Машинное отделение. Концерт

Борис Соболев
Зима 1979-80. Свердловск (ныне Екатеринбург).

Я в десятом классе. Весь «молодняк» плюс-минус моего возраста болеет «Машиной времени», кидаясь с куском бумаги в сторону прозвучавшей фразы «Аккорды «Поворота»…
Однажды вечером дома звонит телефон. Я снимаю трубку. Взволнованный голос Димки Шарыгина по кличке «Толстый»:
- Боб, гоним в дендрарий. Там сейчас будет один крендель, который знает аккорды «Поворота» и «Солнечного острова»!
- А где собираемся?
- На нашей лавке у пруда.
«Толстый» бросает трубку, по-видимому, уже выскакивая из квартиры. Место я знаю. Это в дендропарке недалеко от дома. Там есть пруд, рядом с которым стоят обсаженные кустами барбариса лавочки – наше любимое, закрытое от чужих глаз место сбора и прогуливания уроков.

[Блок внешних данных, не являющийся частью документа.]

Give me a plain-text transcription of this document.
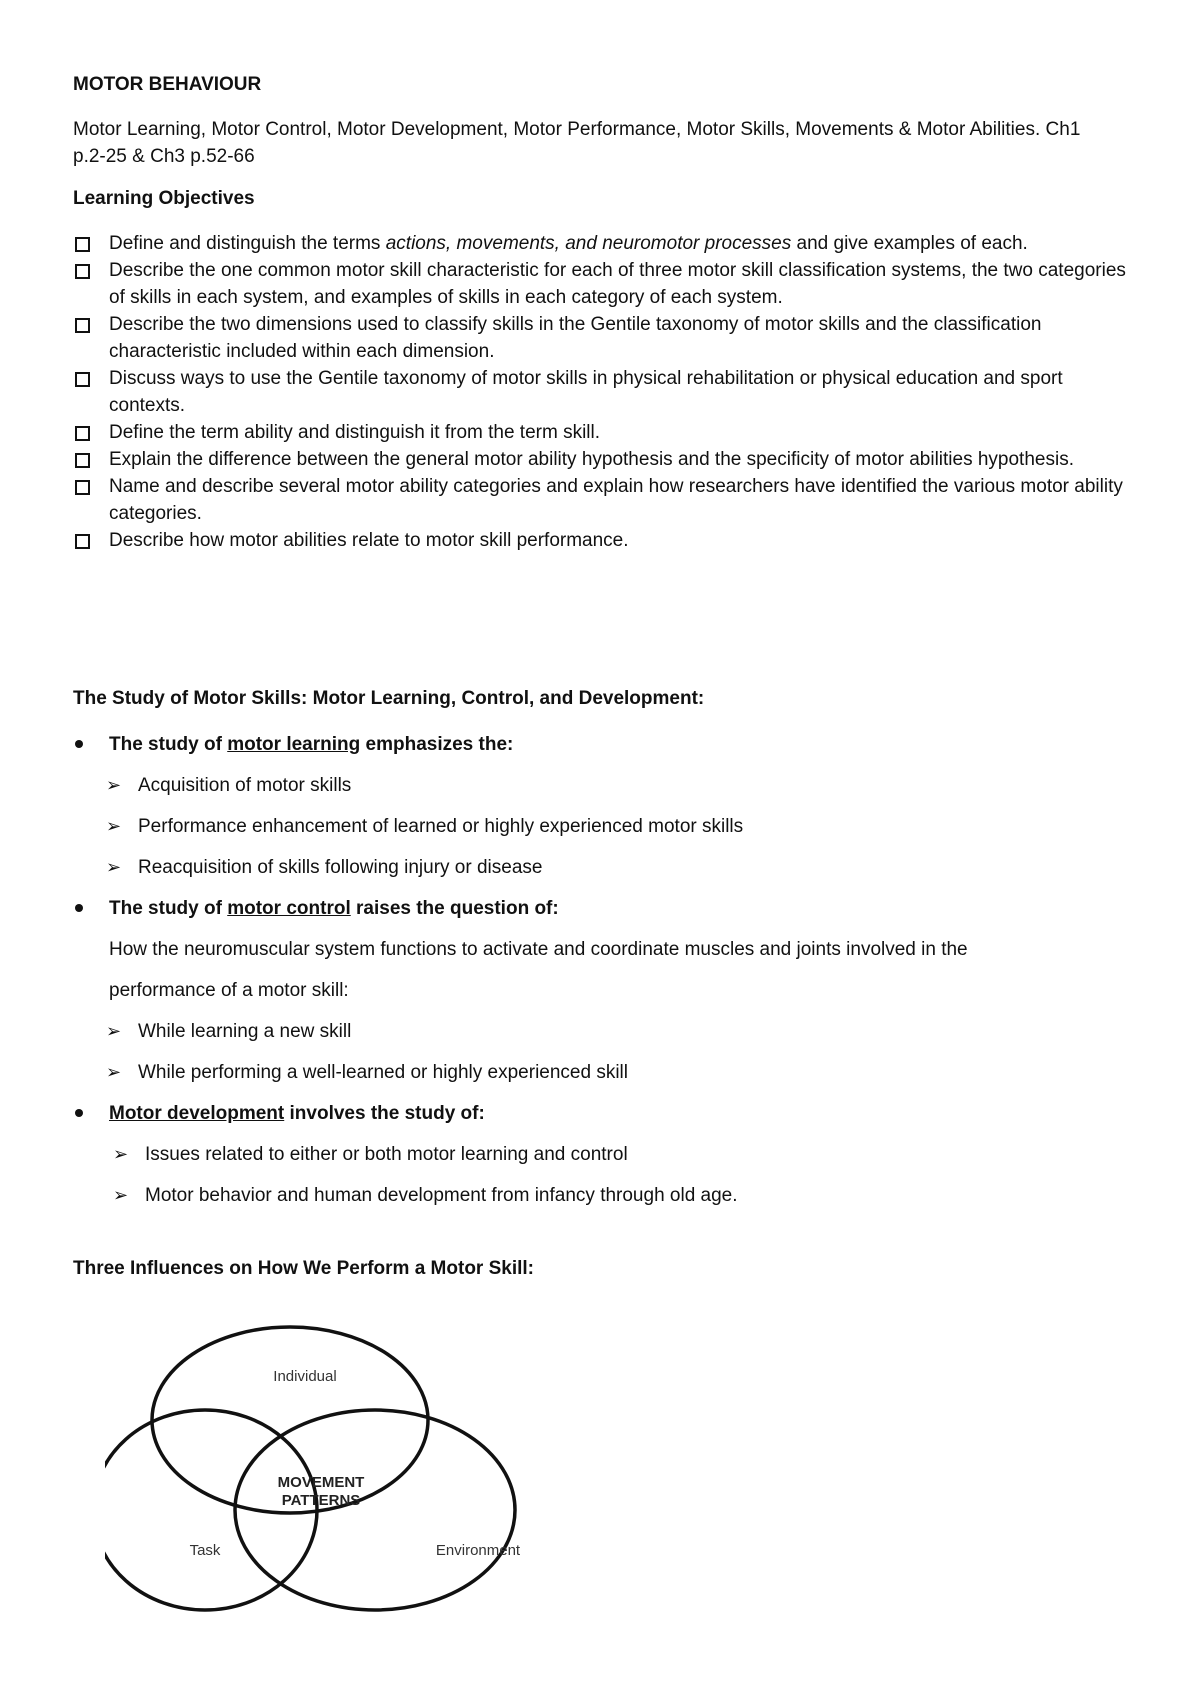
MOTOR BEHAVIOUR
Motor Learning, Motor Control, Motor Development, Motor Performance, Motor Skills, Movements & Motor Abilities. Ch1 p.2-25 & Ch3 p.52-66
Learning Objectives
Define and distinguish the terms actions, movements, and neuromotor processes and give examples of each.
Describe the one common motor skill characteristic for each of three motor skill classification systems, the two categories of skills in each system, and examples of skills in each category of each system.
Describe the two dimensions used to classify skills in the Gentile taxonomy of motor skills and the classification characteristic included within each dimension.
Discuss ways to use the Gentile taxonomy of motor skills in physical rehabilitation or physical education and sport contexts.
Define the term ability and distinguish it from the term skill.
Explain the difference between the general motor ability hypothesis and the specificity of motor abilities hypothesis.
Name and describe several motor ability categories and explain how researchers have identified the various motor ability categories.
Describe how motor abilities relate to motor skill performance.
The Study of Motor Skills: Motor Learning, Control, and Development:
The study of motor learning emphasizes the:
➢ Acquisition of motor skills
➢ Performance enhancement of learned or highly experienced motor skills
➢ Reacquisition of skills following injury or disease
The study of motor control raises the question of:
How the neuromuscular system functions to activate and coordinate muscles and joints involved in the
performance of a motor skill:
➢ While learning a new skill
➢ While performing a well-learned or highly experienced skill
Motor development involves the study of:
➢ Issues related to either or both motor learning and control
➢ Motor behavior and human development from infancy through old age.
Three Influences on How We Perform a Motor Skill:
Individual
Task	Environment
MOVEMENT
PATTERNS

Родители удивленно смотрят на мои сборы. Глотая слова и путая буквы, говорю какую-то белиберду, услышав которую сам едва ли что-нибудь бы понял.
- Не поздно! – бросает мама, и я выскакиваю в подъезд.
… Среди сугробов, на спинке занесенной снегом садовой скамейки, сидит незнакомый мне парень, рядом с которым нетерпеливо покуривают наши. Парень сидит глубоко засунув руки в карманы, со спокойствием шаолинского монаха, познавшего истину. На его коленях лежит гитара с двумя непременными «переводилками» блондинистых немецких девушек. Гитару перечеркивает нарисованный черной тушью зигзаг молнии, что придает ей солидность бывалого инструмента. Между струн засунут зеленый каплевидный медиатор.
На улице безветренно и морозно. Над нашей компанией висит облако пара, перемешанного с табачным дымом. Ввиду неожиданности события и скоропостижности выхода из дома, не все одеты подобающе погоде. Кое-кто просто накинул поверх рубашки полушубок и сунул ноги в теплую обувь, оставшись при этом в тонких трикотажных «спортивках», о чем уже неоднократно успел пожалеть.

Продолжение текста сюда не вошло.